Puede que quienes diseñaron los planos de nuestro régimen se equivocaran por no prever esta situación. Seguramente pesó en ellos el recuerdo de nuestra catastrófica historia durante todo el siglo XIX y los dos primeros tercios del XX. Pero lo cierto es que construyeron un entramado constitucional que hace imposible abordar cualquier transformación de fondo, cualquier cambio que afecte a las estructuras básicas del país, sin que para ello opere algún mecanismo de concertación política transversal y, a la vez, se preserve la lealtad institucional en cuya ausencia el sistema entero se gripa.

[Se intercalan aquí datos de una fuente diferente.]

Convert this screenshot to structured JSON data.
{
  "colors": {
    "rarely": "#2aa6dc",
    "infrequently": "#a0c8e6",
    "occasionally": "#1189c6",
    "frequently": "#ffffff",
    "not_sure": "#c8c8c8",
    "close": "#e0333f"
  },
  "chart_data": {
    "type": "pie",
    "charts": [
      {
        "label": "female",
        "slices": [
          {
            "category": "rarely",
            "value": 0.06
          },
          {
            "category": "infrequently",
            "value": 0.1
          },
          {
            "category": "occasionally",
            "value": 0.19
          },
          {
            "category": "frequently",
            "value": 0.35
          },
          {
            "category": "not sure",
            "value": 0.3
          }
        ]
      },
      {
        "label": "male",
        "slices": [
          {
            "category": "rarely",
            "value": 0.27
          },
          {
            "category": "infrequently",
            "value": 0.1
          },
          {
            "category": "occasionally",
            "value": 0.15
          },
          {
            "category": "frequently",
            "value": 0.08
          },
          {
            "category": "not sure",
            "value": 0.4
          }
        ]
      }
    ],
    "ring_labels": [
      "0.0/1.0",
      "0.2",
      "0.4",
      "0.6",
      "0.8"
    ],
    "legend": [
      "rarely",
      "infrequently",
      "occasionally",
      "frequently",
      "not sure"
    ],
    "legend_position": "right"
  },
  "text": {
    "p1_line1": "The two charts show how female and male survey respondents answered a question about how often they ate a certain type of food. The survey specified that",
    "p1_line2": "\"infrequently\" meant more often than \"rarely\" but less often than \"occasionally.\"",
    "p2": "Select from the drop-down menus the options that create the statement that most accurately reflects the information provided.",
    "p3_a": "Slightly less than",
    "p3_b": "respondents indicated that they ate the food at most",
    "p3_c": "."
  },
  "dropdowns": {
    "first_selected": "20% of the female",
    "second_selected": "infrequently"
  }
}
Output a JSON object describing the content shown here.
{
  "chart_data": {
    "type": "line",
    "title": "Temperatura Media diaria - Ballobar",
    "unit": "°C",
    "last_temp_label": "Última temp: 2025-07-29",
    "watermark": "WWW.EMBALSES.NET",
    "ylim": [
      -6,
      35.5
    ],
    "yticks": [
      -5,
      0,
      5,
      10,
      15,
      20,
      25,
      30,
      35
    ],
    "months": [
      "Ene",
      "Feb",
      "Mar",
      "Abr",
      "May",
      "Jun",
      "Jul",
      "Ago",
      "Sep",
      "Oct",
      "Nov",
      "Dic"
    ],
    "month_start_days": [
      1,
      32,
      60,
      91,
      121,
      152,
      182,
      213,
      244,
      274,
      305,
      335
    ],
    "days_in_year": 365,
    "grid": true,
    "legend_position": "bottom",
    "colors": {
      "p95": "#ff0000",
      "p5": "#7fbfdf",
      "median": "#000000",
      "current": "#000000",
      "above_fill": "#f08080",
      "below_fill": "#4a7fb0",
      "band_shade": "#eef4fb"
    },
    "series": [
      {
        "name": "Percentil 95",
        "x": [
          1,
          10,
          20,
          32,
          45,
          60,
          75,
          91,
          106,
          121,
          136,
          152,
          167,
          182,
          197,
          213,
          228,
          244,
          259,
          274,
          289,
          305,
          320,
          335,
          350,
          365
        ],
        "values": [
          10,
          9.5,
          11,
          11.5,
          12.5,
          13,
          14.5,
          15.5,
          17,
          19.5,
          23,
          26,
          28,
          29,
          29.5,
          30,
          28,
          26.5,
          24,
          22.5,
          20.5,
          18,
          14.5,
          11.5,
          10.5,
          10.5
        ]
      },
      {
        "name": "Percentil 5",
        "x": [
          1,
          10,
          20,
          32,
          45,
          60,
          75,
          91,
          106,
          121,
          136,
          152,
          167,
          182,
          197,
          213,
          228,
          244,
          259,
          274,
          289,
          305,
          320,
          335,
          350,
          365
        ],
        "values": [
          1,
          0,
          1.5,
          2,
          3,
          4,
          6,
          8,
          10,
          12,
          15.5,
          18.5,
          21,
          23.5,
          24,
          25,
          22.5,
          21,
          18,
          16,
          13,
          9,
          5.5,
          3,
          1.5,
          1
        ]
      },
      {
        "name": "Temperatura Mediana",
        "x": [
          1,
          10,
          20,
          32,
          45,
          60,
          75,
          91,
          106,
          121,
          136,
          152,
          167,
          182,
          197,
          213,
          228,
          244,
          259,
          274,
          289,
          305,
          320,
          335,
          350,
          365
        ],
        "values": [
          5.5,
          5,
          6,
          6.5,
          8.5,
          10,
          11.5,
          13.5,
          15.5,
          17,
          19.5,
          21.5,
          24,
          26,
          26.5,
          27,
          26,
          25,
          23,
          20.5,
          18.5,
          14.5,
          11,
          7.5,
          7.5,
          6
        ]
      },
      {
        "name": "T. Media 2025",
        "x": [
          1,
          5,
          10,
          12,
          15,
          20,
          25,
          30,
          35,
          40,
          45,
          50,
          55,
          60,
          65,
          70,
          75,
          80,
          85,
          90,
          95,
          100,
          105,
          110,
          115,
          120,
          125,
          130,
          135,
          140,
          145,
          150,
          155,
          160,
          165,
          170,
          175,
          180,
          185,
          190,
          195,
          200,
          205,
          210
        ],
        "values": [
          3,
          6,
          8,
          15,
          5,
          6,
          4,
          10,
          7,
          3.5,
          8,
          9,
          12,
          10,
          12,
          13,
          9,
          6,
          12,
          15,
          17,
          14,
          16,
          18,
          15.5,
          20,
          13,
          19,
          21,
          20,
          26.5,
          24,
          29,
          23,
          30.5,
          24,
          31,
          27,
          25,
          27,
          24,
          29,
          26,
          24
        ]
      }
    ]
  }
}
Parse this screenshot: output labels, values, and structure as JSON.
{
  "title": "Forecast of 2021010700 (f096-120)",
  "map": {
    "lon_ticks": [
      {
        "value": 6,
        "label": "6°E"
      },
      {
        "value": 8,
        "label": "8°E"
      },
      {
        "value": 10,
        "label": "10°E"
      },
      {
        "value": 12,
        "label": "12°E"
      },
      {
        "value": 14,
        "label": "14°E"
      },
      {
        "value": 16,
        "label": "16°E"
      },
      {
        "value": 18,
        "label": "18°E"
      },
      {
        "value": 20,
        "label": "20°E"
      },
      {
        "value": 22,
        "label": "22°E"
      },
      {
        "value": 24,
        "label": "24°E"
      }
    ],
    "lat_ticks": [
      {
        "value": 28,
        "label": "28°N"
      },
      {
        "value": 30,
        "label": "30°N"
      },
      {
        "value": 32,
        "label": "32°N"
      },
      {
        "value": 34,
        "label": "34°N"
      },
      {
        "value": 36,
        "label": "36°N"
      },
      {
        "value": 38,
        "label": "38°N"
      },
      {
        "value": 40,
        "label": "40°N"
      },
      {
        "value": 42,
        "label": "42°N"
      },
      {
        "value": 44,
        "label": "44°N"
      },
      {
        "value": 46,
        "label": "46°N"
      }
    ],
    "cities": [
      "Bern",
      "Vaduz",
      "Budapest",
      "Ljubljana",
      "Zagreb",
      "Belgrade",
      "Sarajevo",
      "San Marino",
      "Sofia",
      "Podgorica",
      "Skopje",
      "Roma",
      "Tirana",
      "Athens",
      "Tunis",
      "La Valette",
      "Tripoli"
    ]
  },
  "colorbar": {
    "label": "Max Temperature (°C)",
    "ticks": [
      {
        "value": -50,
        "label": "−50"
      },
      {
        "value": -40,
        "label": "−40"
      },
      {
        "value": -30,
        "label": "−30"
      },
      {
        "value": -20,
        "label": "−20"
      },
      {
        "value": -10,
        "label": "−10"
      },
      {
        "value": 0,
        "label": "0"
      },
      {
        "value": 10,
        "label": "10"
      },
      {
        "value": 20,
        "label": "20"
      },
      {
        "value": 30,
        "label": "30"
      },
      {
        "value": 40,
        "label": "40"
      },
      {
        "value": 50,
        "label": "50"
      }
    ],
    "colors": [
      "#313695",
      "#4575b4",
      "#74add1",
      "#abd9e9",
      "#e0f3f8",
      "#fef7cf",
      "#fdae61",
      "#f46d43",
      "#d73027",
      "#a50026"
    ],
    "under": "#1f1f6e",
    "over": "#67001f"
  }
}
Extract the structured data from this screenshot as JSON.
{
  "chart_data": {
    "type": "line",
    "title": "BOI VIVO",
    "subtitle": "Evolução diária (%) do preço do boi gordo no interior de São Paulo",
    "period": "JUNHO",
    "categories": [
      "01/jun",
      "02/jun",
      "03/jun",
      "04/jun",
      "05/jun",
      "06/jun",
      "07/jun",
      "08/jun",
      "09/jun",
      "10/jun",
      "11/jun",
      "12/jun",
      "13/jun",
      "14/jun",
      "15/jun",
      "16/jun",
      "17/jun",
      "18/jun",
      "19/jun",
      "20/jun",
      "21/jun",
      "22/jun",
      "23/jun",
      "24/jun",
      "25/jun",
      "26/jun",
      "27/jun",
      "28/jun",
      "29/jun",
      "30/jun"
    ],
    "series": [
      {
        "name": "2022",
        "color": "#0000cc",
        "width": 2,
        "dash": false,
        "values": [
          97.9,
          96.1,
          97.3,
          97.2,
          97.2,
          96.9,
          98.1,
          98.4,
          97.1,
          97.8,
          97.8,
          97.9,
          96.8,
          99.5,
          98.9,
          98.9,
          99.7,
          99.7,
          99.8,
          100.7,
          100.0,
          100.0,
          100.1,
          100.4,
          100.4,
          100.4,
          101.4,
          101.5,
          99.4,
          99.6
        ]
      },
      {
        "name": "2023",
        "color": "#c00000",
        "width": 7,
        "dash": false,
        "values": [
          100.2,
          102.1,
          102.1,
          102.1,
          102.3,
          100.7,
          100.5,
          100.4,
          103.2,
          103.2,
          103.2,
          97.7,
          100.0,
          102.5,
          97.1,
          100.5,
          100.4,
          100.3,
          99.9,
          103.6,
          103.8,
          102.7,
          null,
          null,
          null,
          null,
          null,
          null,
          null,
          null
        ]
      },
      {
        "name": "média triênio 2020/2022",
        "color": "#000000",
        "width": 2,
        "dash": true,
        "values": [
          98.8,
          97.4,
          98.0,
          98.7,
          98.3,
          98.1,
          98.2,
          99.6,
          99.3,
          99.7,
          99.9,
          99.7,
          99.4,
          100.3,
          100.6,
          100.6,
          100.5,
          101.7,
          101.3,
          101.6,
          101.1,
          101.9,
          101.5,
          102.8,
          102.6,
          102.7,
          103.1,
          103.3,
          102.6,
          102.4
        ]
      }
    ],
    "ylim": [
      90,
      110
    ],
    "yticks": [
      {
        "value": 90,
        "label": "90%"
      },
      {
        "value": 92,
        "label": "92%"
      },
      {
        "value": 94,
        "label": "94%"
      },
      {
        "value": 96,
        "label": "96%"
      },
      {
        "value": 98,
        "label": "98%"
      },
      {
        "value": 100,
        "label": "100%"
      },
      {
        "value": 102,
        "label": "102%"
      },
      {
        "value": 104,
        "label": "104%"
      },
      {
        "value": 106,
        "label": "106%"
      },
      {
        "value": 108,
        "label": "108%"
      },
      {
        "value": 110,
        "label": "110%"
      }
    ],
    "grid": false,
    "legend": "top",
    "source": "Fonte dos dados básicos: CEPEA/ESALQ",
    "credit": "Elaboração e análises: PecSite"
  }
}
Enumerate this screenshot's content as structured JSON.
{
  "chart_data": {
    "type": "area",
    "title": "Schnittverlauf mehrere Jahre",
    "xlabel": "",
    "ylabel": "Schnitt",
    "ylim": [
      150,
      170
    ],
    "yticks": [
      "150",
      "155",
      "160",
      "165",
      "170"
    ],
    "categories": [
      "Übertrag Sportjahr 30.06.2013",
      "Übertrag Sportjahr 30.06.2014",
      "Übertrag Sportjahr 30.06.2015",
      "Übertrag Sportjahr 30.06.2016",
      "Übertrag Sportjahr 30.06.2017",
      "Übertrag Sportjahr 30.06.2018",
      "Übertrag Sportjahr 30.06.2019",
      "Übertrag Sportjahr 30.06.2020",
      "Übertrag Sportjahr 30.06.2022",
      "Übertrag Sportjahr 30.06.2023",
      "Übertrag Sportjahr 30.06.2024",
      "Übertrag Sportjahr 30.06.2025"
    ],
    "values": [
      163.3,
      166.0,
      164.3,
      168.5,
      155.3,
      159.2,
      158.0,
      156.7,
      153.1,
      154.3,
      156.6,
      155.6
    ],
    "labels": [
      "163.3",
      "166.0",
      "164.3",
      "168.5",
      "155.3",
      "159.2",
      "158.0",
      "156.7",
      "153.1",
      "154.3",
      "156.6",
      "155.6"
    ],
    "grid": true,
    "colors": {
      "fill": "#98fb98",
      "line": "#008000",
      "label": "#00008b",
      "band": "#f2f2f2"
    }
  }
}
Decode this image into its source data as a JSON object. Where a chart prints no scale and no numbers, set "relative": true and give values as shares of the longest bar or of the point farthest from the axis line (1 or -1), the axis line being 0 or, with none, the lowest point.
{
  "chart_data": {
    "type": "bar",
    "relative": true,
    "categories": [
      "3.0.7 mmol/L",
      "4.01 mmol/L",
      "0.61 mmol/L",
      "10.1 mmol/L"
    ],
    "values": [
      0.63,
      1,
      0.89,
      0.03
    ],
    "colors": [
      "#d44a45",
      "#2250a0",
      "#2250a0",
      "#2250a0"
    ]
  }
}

El factor humano siempre es determinante en la política, pero, en este caso, no es solo el quién, sino, sobre todo, el cómo. Hay un choque esencial —y, por tanto, fatal— entre un marco constitucional alérgico a la polarización y una clase dirigente adicta a ella. Es como si, en un campo de fútbol, ambos equipos decidieran por su cuenta ignorar la regla del fuera de juego, dar validez a los goles con la mano y autorizar patadas a discreción. Habría un balón (¿o no?), dos porterías y 22 individuos con camisetas de colores distintos, pero nadie en sus cabales llamaría fútbol a eso ni esperaría que saliera algo bueno de semejante carajal. 

Ignoro cuánto tiempo le queda a esta legislatura y cómo evolucionará la coalición entre Sánchez y Díaz, aunque sospecho que a ambas partes les va a interesar llegar a las urnas sin el lastre del otro, quizá mediante una separación más o menos amistosa inmediatamente antes de las elecciones que no arruine nada para el futuro. Pero estoy seguro de que llegaremos a ese punto sin que nada de lo que es importante para España se haya siquiera empezado a encauzar, y con la penosa certeza de que una polarización invertida —que es lo que se nos ofrece hasta el momento— solo servirá para que el país siga braceando en aguas pantanosas. Este está siendo, de lejos, el Gobierno más infecundo en 44 años de democracia: solo puede superarlo el próximo.